Tonight the project formerly known as PropCo became Honest CAM — a Community Association Management platform built on top of Xero — and went from a blank docs folder to a working portal with billing, OCR, a study quiz, and 384 passing tests. Here's how six PRs stacked up between midnight and 3am.
Writing the plan before writing the code
Before touching any implementation I dropped nine planning documents into docs/. Each feature — OCR, Xero sync, compliance tracking, the dashboard, search — got its own spec with three sections: Why, How, and Open Questions. When an AI agent picks up the implementation later, it's grading itself against written prose instead of arguing architecture in PR comments. And when future-me asks "why validation-based confidence instead of asking the model for a score?", the answer is right there under a heading called exactly that.
AI-powered OCR: reading 941 PDFs without writing OCR code
Phase 5 of the pipeline reads reorganized PDFs and pulls structured financial fields into JSON sidecars.
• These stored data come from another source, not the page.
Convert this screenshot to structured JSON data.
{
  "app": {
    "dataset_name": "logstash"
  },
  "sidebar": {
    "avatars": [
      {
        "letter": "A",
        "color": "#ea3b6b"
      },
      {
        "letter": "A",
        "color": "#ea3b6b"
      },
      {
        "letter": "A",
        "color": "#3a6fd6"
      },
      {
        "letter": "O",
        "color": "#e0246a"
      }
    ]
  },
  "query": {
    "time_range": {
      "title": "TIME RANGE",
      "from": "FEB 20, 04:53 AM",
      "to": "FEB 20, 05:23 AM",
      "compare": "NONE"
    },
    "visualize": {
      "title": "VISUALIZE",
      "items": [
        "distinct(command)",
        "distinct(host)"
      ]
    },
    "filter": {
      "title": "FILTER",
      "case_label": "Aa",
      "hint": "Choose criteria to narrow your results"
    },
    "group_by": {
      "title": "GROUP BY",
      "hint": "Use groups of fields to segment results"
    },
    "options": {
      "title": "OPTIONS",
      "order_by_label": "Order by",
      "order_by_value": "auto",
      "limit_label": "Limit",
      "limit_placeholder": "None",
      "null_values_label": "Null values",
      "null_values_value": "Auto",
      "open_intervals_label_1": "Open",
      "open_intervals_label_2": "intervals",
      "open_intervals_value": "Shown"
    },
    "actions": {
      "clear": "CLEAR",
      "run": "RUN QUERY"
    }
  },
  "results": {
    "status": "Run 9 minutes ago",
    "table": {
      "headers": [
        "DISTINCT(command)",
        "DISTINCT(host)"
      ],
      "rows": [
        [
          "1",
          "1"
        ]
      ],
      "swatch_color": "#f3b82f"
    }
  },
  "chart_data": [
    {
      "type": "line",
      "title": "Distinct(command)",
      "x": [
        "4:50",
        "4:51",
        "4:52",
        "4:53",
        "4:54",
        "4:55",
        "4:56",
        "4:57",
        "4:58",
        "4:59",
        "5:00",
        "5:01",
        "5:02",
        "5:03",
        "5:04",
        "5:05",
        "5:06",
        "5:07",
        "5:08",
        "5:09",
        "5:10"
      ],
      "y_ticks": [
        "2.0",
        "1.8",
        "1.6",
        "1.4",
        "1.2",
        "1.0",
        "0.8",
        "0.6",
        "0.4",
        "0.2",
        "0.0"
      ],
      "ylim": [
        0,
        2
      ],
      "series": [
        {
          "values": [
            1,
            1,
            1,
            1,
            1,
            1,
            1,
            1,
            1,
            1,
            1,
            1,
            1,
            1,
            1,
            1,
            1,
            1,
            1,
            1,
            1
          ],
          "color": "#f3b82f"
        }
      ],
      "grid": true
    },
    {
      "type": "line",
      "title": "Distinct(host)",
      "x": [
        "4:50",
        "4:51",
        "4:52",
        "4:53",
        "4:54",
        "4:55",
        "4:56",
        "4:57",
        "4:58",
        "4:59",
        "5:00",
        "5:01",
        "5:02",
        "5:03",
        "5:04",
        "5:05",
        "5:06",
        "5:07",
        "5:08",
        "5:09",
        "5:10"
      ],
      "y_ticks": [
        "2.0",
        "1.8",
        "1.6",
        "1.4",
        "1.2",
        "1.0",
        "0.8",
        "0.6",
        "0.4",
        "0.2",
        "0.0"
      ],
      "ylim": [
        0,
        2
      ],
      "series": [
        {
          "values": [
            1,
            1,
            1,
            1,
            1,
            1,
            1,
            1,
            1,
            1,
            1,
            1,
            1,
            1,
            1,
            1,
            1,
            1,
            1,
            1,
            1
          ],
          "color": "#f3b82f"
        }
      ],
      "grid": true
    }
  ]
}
The big unlock is Anthropic's native PDF support — the API accepts raw PDF bytes as a document content block, so there's zero pypdf or Tesseract code to maintain. Per-category prompts tell the model what to extract (line items from bank statements, amounts from invoices, dates from compliance notices), and a validation layer checks the results with deterministic rules instead of trusting the model's self-reported confidence.
A two-tier model ladder keeps costs sane: every document hits Haiku first. If validation fails — missing fields, amounts that don't reconcile — it retries on Sonnet. On a 941-doc batch the savings compound fast, and the validation layer is what makes the ladder safe.
The MVP: Xero sync, billing, reporting, budgets
This is the monster PR — +11,183 lines, 251 tests. Vendor alias resolution collapses 149 name variations across 58 vendors into canonical IDs via an O(1) lookup map. Category-based account routing maps 44 OCR categories to Xero chart-of-accounts codes. OAuth 2.0 with PKCE handles auth, and every sync is idempotent via SHA-256 content hashing.
On the billing side: monthly assessments for 12 units, late fees with configurable grace periods, per-unit ledgers with FIFO payment application (oldest charge first, per Florida statute), and 30/60/90-day aging. Reporting covers budget-vs-actual variance, operating and reserve fund balances per FL 718, 1099-NEC flagging for vendors paid over $600, and board meeting packet generation. Everything has a --dry-run mode because I want a human looking at proposed Xero writes before anything commits to a real ledger.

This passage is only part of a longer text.